Eckstrom, a neuroscience graduate student and last year's Students Against Sweatshops president, went to investigate factory working situations in the Third World country from Mar. 10 to 20.

Along with a group of 19 college students from around the country and one Rolling Stone reporter, the group also met with factory owners, the American ambassador, the Nicaraguan Minister of Labor, union representatives and the workers themselves.

He also spent the night at two maquila workers' homes. Eckstrom described one of the homes as a dirt-floor shack with water and electricity shutting off sporadically during the day. He said he could see the country's poor conditions as soon as he stepped off the plane.

"It's a very, very impoverished country, the first thing you experience are kids without shoes knocking at your taxi door, begging for 10 cents," Eckstrom said.

Duke University's SAS chapter organized the observation trip in conjunction with Witness for Peace - a non-political group similar to Amnesty International.

Eckstrom said these constant contract changes call for more need to locate factories.

"That argues strongly for systems like the WRC (Worker Rights Consortium)," Eckstrom said. "This is one of the reasons we need full disclosure."

SAS set Friday as the deadline for UA President Peter Likins to read the 75-page book he was given and make a decision to stay with the Fair Labor Association or to seek an alternative factory monitoring system, such as the WRC.

The book describes Nike's relationship with human rights, independent factory monitoring and includes an FLA critique.

Noah Knauf, vice president of the Associated Students Appropriations Board, said he opposed the $150 ASUA gave Eckstrom to finance the trip.

"In my opinion, it violated our bylaws," he said. "The information obtained would ultimately influence the affairs of the Senate."

Knauf added this is the first time ASUA has given money to a graduate student.

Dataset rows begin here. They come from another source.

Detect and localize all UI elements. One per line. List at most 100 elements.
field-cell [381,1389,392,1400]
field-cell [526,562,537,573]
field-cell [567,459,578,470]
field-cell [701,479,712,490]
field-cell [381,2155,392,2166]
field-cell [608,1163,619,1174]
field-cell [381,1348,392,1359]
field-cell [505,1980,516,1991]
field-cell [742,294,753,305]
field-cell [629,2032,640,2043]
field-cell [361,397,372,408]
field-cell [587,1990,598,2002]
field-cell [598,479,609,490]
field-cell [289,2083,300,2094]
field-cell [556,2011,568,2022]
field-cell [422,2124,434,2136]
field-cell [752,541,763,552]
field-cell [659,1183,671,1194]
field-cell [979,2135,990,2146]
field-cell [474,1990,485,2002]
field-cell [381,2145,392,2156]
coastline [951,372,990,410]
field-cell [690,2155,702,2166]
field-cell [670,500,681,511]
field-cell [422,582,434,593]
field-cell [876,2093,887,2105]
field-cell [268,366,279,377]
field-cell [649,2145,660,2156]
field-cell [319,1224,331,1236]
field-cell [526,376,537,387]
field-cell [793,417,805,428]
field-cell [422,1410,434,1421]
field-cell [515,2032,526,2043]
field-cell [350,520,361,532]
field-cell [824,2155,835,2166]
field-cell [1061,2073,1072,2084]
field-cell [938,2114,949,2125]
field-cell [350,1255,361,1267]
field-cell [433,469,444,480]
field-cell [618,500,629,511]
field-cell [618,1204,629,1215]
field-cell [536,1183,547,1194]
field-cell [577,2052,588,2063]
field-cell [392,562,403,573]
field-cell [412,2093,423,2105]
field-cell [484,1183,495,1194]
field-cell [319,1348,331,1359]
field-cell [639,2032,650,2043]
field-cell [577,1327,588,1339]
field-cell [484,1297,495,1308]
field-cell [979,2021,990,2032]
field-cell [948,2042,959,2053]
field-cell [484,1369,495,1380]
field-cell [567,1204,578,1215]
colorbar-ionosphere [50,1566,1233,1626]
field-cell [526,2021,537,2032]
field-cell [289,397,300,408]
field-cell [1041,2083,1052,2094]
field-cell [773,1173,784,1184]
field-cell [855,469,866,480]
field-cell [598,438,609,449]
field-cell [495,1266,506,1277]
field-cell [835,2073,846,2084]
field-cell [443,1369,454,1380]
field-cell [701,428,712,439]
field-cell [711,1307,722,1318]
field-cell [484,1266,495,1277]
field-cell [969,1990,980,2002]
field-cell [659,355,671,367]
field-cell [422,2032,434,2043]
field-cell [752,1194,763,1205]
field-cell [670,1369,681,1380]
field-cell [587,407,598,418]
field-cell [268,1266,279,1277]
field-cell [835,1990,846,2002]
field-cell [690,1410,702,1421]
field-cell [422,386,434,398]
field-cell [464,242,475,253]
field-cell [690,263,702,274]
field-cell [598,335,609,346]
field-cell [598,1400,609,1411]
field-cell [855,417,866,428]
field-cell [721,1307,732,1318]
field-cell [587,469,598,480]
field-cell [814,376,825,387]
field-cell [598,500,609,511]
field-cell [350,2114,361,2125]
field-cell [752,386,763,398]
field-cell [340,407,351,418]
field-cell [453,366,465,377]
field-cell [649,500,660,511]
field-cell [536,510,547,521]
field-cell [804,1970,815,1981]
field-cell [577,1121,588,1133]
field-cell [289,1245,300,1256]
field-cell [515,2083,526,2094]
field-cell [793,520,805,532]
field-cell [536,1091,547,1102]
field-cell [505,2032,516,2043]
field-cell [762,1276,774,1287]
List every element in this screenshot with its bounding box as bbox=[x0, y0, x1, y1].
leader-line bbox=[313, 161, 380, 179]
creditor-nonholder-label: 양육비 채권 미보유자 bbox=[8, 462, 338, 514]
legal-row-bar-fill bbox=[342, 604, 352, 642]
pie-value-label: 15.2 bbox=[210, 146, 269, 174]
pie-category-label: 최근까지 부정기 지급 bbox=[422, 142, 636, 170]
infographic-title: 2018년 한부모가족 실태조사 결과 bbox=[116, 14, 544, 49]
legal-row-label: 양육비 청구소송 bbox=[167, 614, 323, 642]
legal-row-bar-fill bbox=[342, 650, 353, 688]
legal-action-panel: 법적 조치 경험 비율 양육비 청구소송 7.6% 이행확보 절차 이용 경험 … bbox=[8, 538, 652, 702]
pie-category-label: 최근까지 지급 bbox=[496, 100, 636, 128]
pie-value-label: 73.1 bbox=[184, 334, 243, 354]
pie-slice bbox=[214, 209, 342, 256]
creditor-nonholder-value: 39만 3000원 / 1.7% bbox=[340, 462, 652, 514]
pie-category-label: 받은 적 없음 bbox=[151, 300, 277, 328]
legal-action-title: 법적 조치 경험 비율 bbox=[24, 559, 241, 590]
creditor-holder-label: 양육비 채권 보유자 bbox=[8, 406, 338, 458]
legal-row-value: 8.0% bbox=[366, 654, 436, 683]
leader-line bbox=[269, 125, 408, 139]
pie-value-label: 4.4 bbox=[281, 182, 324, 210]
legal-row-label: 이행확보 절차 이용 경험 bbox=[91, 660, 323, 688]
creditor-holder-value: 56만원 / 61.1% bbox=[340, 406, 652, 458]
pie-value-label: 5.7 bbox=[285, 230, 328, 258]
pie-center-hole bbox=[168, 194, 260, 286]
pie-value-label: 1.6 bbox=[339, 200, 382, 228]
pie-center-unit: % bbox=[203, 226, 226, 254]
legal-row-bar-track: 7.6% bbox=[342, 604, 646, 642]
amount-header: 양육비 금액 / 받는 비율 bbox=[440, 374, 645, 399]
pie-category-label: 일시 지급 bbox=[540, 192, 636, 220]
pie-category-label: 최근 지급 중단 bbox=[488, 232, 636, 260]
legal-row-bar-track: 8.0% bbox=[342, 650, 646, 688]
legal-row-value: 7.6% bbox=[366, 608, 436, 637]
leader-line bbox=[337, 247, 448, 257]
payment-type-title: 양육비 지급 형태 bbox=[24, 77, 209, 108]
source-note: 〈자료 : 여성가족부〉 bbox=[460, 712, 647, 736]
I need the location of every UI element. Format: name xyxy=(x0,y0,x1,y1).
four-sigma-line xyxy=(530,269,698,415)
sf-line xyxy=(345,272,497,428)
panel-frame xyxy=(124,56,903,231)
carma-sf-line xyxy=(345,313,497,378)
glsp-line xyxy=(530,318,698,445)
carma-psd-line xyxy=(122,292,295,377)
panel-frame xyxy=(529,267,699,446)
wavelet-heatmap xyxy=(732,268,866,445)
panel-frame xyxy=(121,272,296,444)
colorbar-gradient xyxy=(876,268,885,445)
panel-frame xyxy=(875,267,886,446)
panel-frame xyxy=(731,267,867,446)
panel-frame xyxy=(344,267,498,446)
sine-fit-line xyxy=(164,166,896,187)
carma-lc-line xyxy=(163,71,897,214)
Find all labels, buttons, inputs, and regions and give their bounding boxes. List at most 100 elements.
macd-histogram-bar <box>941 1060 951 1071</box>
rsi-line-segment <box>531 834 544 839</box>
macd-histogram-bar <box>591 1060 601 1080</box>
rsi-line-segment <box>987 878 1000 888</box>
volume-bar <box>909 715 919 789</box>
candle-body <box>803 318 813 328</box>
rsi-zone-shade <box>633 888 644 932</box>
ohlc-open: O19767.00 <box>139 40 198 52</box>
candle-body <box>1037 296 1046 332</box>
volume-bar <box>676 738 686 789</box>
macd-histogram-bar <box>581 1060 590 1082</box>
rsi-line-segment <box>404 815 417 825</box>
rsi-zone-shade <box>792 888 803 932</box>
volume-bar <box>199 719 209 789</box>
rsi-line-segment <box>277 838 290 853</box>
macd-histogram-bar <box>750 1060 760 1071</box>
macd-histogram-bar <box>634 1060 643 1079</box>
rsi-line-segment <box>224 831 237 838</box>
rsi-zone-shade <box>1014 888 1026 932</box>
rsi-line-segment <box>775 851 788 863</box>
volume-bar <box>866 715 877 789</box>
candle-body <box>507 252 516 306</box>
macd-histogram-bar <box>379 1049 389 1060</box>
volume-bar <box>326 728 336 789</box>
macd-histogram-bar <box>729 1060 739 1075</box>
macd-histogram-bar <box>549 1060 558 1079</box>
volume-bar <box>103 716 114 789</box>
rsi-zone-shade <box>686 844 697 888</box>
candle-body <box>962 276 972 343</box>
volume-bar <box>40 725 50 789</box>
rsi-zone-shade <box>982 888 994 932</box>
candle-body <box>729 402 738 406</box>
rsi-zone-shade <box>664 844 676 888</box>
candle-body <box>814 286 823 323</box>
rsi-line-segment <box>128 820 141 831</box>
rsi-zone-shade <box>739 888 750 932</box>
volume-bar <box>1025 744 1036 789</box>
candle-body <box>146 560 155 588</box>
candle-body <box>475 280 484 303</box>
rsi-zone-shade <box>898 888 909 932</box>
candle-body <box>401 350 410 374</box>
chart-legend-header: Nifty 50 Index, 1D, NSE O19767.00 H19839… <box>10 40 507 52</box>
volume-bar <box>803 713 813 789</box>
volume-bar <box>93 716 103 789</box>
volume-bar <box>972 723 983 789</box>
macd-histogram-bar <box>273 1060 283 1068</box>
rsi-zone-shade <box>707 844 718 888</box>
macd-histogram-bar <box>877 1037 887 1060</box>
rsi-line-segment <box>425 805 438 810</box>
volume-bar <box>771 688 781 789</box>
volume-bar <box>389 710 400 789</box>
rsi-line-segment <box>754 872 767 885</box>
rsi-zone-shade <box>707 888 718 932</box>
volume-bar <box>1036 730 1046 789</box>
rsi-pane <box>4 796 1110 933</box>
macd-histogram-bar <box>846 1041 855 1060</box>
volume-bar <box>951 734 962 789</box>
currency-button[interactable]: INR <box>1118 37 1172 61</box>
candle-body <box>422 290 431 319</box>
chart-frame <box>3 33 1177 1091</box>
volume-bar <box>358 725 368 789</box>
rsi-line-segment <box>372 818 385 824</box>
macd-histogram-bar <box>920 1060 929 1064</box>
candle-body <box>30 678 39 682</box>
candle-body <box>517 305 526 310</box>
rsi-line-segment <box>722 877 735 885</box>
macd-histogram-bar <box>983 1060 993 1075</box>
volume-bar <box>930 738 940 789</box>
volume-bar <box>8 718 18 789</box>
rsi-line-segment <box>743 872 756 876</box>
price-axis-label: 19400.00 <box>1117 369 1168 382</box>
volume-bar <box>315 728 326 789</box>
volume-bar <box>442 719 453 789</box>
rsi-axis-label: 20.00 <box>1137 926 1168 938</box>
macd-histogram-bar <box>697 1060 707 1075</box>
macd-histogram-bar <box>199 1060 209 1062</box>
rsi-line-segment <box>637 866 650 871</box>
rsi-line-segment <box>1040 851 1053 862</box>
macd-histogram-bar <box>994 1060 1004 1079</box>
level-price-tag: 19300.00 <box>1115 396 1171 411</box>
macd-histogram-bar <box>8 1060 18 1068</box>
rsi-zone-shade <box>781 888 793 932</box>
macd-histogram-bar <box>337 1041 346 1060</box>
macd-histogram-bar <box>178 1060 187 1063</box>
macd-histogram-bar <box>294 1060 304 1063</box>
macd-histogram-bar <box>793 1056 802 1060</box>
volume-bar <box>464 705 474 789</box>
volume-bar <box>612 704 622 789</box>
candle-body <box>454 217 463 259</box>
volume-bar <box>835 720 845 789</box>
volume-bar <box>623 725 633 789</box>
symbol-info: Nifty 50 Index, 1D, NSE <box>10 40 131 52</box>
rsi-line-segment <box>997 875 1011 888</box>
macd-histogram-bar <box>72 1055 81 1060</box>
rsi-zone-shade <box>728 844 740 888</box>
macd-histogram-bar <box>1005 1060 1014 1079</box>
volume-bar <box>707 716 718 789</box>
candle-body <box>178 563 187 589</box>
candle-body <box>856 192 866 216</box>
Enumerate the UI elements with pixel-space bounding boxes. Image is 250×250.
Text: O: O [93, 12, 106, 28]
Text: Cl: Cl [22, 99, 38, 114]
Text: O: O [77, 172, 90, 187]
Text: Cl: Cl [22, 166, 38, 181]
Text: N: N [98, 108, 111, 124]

However, he said it was good that Eckstrom got the funds.

"I'm happy to see he got the money," Knauf said.

Eckstrom got $250 from the University of Arizona Human and Labor Rights Task Force plus funds from Witness for Peace and his family's friends.

UA law professor Andrew Silverman, a Task Force member, said giving Eckstrom the money wasn't a problem for the Task Force.

"I'm in favor of anyone going and looking at the conditions, educating themselves and passing on the information to others," he said.